PEC da Segurança Pública Avança no Senado: Novas Medidas para Enfrentamento do Crime

A Proposta de Emenda à Constituição 18 de 2025, popularmente conhecida como PEC da Segurança Pública, está prestes a ser discutida na Comissão de Constituição e Justiça (CCJ) do Senado. A reunião para votação está agendada para a próxima quarta-feira, dia 2, conforme anunciado pela assessoria do presidente da comissão, senador Otto Alencar (PSD-BA).

Objetivos da PEC

Elaborada pelo Poder Executivo, a PEC visa endurecer as normas relacionadas aos líderes de facções criminosas e criar um novo pacto federativo entre a União, os estados e os municípios. O relator da proposta, senador Rogério Carvalho (PT-SE), já apresentou seu parecer, mantendo o texto original que foi previamente aprovado na Câmara dos Deputados. Carvalho enfatiza que a intenção é evitar atrasos na votação, uma vez que qualquer modificação exigiria nova análise pelos deputados.

Justificativa para a Reforma

O relator destaca a necessidade de uma reforma abrangente na política criminal e nos mecanismos de segurança pública. Ele aponta para o crescimento das facções criminosas no Brasil, que têm conquistado controle territorial significativo, como um forte indicativo da fragilidade do atual modelo de segurança pública. Segundo Carvalho, a descentralização excessiva da política de segurança permitiu que essas facções, originadas em presídios, se tornassem um problema que transcende as fronteiras nacionais.

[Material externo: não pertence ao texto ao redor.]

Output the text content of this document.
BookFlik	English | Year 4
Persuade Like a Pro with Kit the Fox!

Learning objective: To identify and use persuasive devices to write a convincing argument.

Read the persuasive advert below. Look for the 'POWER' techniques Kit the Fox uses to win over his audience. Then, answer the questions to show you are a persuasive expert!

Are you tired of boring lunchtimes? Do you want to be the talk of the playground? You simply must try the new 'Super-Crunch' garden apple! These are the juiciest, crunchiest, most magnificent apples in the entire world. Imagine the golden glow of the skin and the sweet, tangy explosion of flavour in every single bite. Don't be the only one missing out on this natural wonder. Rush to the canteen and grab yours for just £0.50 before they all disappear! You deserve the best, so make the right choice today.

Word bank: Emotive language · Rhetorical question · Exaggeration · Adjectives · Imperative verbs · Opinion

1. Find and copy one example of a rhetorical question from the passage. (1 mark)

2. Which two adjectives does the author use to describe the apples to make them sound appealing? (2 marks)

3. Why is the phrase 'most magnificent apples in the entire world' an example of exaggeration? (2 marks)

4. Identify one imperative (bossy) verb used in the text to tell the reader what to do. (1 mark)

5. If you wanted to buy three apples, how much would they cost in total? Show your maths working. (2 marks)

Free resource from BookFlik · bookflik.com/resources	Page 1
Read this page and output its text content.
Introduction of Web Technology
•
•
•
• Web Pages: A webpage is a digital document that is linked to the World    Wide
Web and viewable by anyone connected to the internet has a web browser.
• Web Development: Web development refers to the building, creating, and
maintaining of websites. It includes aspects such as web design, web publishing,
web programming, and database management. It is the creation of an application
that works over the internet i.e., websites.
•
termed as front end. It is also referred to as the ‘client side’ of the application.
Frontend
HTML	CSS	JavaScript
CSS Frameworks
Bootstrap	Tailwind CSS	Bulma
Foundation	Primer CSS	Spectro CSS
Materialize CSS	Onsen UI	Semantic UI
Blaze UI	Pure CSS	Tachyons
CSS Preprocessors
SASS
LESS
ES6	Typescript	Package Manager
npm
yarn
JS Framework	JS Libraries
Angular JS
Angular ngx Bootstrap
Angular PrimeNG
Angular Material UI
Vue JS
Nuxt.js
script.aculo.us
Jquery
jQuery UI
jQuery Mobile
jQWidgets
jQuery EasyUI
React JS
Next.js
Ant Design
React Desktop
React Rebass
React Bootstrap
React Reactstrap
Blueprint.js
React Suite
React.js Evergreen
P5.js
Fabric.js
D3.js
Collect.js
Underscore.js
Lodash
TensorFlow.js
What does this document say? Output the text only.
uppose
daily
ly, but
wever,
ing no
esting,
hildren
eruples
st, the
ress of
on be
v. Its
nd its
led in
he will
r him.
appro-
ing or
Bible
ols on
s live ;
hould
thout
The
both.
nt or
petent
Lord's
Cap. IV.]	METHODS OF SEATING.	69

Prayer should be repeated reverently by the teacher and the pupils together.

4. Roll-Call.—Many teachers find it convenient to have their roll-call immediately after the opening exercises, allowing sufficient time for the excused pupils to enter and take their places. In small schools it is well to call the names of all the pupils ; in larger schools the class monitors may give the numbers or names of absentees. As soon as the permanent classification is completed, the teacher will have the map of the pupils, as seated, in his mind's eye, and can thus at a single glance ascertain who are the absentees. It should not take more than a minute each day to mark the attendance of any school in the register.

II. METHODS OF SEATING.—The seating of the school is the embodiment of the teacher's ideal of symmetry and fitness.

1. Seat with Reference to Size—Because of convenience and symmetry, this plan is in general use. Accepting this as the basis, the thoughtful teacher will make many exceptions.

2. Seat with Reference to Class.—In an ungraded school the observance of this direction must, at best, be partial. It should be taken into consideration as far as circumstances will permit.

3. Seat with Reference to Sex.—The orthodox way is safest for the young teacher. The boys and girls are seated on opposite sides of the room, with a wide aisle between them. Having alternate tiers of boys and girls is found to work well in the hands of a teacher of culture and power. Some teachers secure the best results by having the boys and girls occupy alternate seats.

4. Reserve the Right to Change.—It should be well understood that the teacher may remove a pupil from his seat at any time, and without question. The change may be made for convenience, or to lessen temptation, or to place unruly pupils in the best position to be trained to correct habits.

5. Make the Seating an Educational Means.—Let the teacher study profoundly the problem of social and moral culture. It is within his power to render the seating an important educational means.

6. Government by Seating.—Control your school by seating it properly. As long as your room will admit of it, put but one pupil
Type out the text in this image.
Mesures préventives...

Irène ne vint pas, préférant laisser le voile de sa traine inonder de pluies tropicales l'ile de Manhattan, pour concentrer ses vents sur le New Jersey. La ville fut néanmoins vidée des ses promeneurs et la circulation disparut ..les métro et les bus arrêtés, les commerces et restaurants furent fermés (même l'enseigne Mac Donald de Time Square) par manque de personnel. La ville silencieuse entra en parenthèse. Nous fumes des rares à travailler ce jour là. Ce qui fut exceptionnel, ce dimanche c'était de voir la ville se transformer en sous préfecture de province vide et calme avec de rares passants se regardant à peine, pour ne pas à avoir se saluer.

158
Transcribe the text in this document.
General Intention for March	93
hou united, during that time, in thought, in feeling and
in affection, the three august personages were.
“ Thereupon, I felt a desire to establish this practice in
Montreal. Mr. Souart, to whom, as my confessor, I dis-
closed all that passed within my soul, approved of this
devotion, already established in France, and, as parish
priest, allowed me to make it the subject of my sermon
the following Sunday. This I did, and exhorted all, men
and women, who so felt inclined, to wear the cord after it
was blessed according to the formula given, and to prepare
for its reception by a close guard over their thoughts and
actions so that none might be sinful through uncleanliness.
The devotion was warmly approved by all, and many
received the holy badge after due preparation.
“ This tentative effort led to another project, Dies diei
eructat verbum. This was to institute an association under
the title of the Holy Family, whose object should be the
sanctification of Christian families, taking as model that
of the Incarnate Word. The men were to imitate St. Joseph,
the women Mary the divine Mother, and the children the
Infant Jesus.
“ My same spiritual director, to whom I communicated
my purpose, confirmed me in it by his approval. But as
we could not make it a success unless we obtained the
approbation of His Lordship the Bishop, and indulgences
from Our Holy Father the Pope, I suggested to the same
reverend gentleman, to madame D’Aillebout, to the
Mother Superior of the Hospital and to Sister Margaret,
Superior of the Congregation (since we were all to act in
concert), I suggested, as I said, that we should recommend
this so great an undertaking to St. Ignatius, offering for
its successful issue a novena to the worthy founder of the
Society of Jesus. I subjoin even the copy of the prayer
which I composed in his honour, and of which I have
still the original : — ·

Principais Mudanças Propostas

Entre as principais inovações que a PEC propõe, destaca-se a constitucionalização do Sistema Único de Segurança Pública (SUSP). A proposta altera o artigo 144 da Constituição, estabelecendo que as ações de segurança devem ser realizadas em regime de cooperação federativa, garantindo uma atuação integrada e descentralizada entre as diversas instituições que lidam com a segurança.

Reforço nas Penalidades

Além disso, a PEC prevê penas mais severas e regimes especiais de detenção para chefes de facções e milícias, incluindo a possibilidade de prisão em unidades de segurança máxima e restrições quanto à progressão de penas. A proposta também amplia as atribuições da Polícia Rodoviária Federal e sugere a criação de polícias municipais, além de aumentar os recursos orçamentários destinados à segurança pública.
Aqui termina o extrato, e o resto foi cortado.